Thomas Soto, RTL Matin. Il est 7h42, il est le premier secrétaire du Parti Socialiste. Olivier Faure est donc l'invité d'RTL Matin. Bonjour et bienvenue sur RTL, Olivier Faure. Bonjour à vous, Thomas Soto. La guerre est donc profitable à Total, avec ses bénéfices en hausse de 51% sur un an. Total qui, dans la foulée, a annoncé une hausse de 5,9% des dividendes reversés aux actionnaires. Non, ces résultats n'ont rien de choquant, disait à l'instant François Langlais. Est-ce que vous êtes d'accord avec lui ? Est-ce que vous faites partie des démagogues que dénonçait François à l'instant ?

0:29
Olivier Faure

Est-ce que vraiment la question mérite d'être posée ? Mais enfin, vous en connaissez la réponse. Évidemment, je ne suis pas d'accord avec François Langlais. Dire que si les Français veulent vivre au mieux, qu'ils viennent tous actionnaires de Total, j'avoue que j'ai été un peu sidéré par l'éditorial économique de François Langlais ce matin. La réalité, c'est que l'indécence de cette situation, je ne dis pas que les entreprises ne doivent pas être profitables, elles doivent l'être. Mais comment imaginer qu'une entreprise tire des bénéfices simplement liés au fait qu'il y a une guerre illégale qui est menée aujourd'hui par Donald Trump au Proche-Orient ?

1:10
Présentateur

Pourquoi vous appellez le mot indécent ? Ce n'est pas indécent pour une entreprise de gagner de l'argent.

1:14
Olivier Faure

Non, mais en revanche, gagner de l'argent parce que la guerre existe, parce qu'il y a des gens qui aujourd'hui en souffrent, oui, il y a une forme d'indécence.

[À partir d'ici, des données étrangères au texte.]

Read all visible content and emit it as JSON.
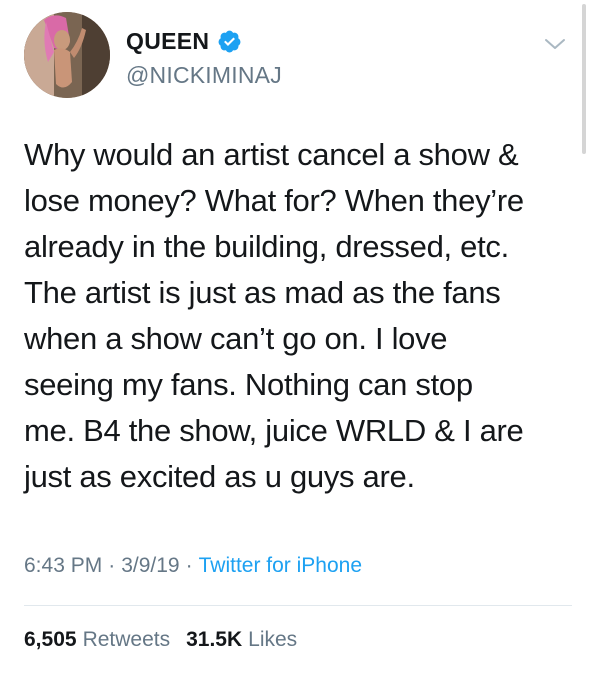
{
  "user": {
    "display_name": "QUEEN",
    "handle": "@NICKIMINAJ",
    "verified": true
  },
  "icons": {
    "verified": "verified-badge-icon",
    "menu": "chevron-down-icon"
  },
  "tweet": {
    "text": "Why would an artist cancel a show &\nlose money? What for? When they’re\nalready in the building, dressed, etc.\nThe artist is just as mad as the fans\nwhen a show can’t go on. I love\nseeing my fans. Nothing can stop\nme. B4 the show, juice WRLD & I are\njust as excited as u guys are.",
    "time": "6:43 PM",
    "date": "3/9/19",
    "source": "Twitter for iPhone",
    "separator": "·"
  },
  "stats": {
    "retweets_count": "6,505",
    "retweets_label": "Retweets",
    "likes_count": "31.5K",
    "likes_label": "Likes"
  },
  "colors": {
    "text": "#14171a",
    "secondary": "#657786",
    "link": "#1da1f2",
    "divider": "#e1e8ed"
  }
}
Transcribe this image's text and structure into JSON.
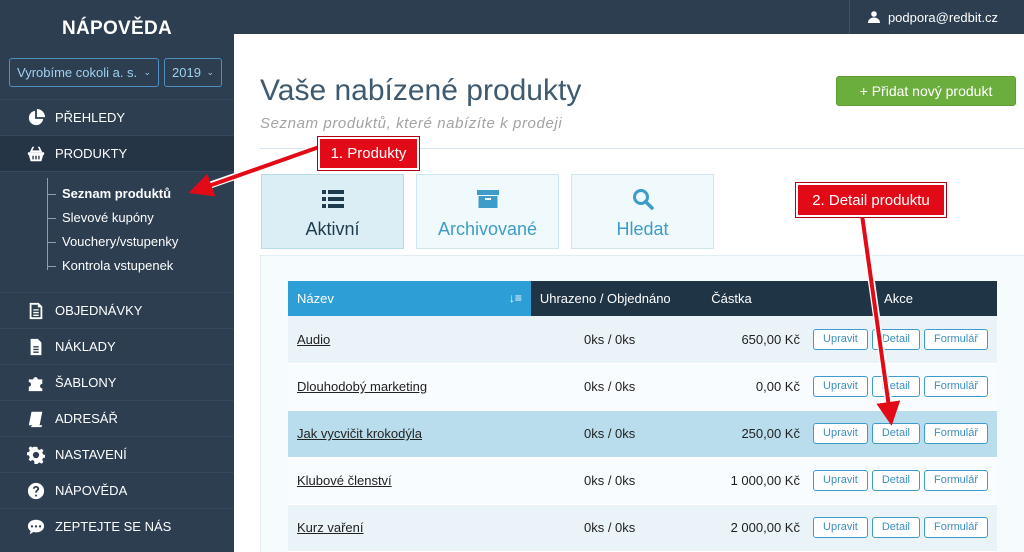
{
  "sidebar": {
    "brand": "NÁPOVĚDA",
    "company_select": "Vyrobíme cokoli a. s.",
    "year_select": "2019",
    "items": [
      {
        "label": "PŘEHLEDY",
        "icon": "pie-chart-icon"
      },
      {
        "label": "PRODUKTY",
        "icon": "basket-icon"
      },
      {
        "label": "OBJEDNÁVKY",
        "icon": "document-icon"
      },
      {
        "label": "NÁKLADY",
        "icon": "file-icon"
      },
      {
        "label": "ŠABLONY",
        "icon": "puzzle-icon"
      },
      {
        "label": "ADRESÁŘ",
        "icon": "book-icon"
      },
      {
        "label": "NASTAVENÍ",
        "icon": "gear-icon"
      },
      {
        "label": "NÁPOVĚDA",
        "icon": "question-icon"
      },
      {
        "label": "ZEPTEJTE SE NÁS",
        "icon": "chat-icon"
      }
    ],
    "submenu": [
      "Seznam produktů",
      "Slevové kupóny",
      "Vouchery/vstupenky",
      "Kontrola vstupenek"
    ]
  },
  "topbar": {
    "user_email": "podpora@redbit.cz"
  },
  "main": {
    "title": "Vaše nabízené produkty",
    "subtitle": "Seznam produktů, které nabízíte k prodeji",
    "add_button": "+ Přidat nový produkt",
    "tabs": [
      {
        "label": "Aktivní",
        "icon": "list-icon"
      },
      {
        "label": "Archivované",
        "icon": "archive-icon"
      },
      {
        "label": "Hledat",
        "icon": "search-icon"
      }
    ]
  },
  "table": {
    "headers": [
      "Název",
      "Uhrazeno / Objednáno",
      "Částka",
      "Akce"
    ],
    "rows": [
      {
        "name": "Audio",
        "paid": "0ks / 0ks",
        "amount": "650,00 Kč"
      },
      {
        "name": "Dlouhodobý marketing",
        "paid": "0ks / 0ks",
        "amount": "0,00 Kč"
      },
      {
        "name": "Jak vycvičit krokodýla",
        "paid": "0ks / 0ks",
        "amount": "250,00 Kč"
      },
      {
        "name": "Klubové členství",
        "paid": "0ks / 0ks",
        "amount": "1 000,00 Kč"
      },
      {
        "name": "Kurz vaření",
        "paid": "0ks / 0ks",
        "amount": "2 000,00 Kč"
      }
    ],
    "actions": {
      "edit": "Upravit",
      "detail": "Detail",
      "form": "Formulář"
    }
  },
  "annotations": {
    "callout1": "1. Produkty",
    "callout2": "2. Detail produktu"
  },
  "colors": {
    "sidebar": "#2c3e50",
    "accent_blue": "#2d9ed6",
    "add_button_green": "#6cae3e",
    "annotation_red": "#e30a17",
    "highlight_row": "#b9ddec"
  }
}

Et je dois dire que dans notre histoire, en France, à chaque grand moment, à chaque grande guerre, en réalité, 1914-1918, 1939-1945, à chaque fois, l'État a toujours considéré que ceux qui avaient profité de la guerre devaient contribuer au redressement du pays. Ça a été vrai à chaque étape et on a considéré, même à la fin de la Seconde Guerre mondiale, qu'on revenait sur tous les profits qui avaient été considérés comme, en réalité, indignes pendant toute la période de la guerre.

1:51
Présentateur

Ils sont indignés, les profits de Total, aujourd'hui ?

1:53
Olivier Faure

Oui, je pense que quand on profite de la guerre et quand on n'a rien fait de particulier, il n'y a pas un génie particulier qui soit attribuable à cette hausse des bénéfices de Total. Il n'y a pas eu une innovation technologique quelconque. Il n'y a aucun souffle nouveau qui vient justifier le fait qu'il gagne davantage d'argent. Quand une entreprise provoque une innovation de rupture, qu'elle est sur un marché où elle est la première, il y a une logique à ce qu'elle gagne plus d'argent. Là, qu'est-ce qu'ils ont fait de plus que d'habitude ?

2:24
Présentateur

Vous dites quoi, Olivier ? Vous dites qu'il faut que Total reverse intégralement tout cet argent indu, si j'ai bien compris.

2:30
Olivier Faure

Oui, en fait, ce que nous avons déposé comme proposition de loi hier avec Boris Vallaud, Philippe Brun, Estelle Mercier et les socialistes du groupe, nous avons déposé une proposition de loi qui est une proposition qui vise à taxer les super profits pour les entreprises qui font plus de 750 millions de chiffre d'affaires.

2:47
Présentateur

Donc, les très grosses entreprises.

2:48
Olivier Faure

Très grosses entreprises. Ce serait comment, combien ? Très simplement. Qu'est-ce qu'il y a dans cette proposition de loi ? Total, ce serait 2 milliards. C'est-à-dire simplement qu'en fait, quand on prend la moyenne des trois dernières années, on regarde ce qu'était le chiffre d'affaires et quel était le bénéfice habituel. Et sur cette moyenne-là, quand on a dépassé cette moyenne de plus de 1,2, plus 1,5, etc., avec des taux progressifs, eh bien là, on est taxé à 20, 30 ou 40 %.

3:15
Présentateur

Ça serait rétroactif ou pas ? Parce que normalement, une loi n'est pas rétroactive.

3:18
Olivier Faure

Ça ne peut pas être rétroactif.

3:19
Présentateur

Donc, c'est à partir du moment où elle est votée ? Oui. D'accord. Donc, ça ne taxerait pas les profits dont on parle ce matin ?

3:25
Olivier Faure

Pas ceux-là ? C'est difficile de revenir en arrière. Mais la réalité, c'est qu'il faut la faire vite. C'est une proposition d'intérêt général. Et je souhaite qu'effectivement, on puisse la faire adopter rapidement, pour une raison simple. C'est que cet argent-là, de la même façon que l'État s'est engagé par la voix du Premier ministre à ce que les sur-taxes reçues, perçues grâce à l'augmentation du prix du baril, eh bien, en fait, cet argent sera intégralement redistribué en direction des grands rouleurs, de toutes celles et ceux qui ont besoin de leur voiture. Avec des aides ciblées. Avec des aides ciblées.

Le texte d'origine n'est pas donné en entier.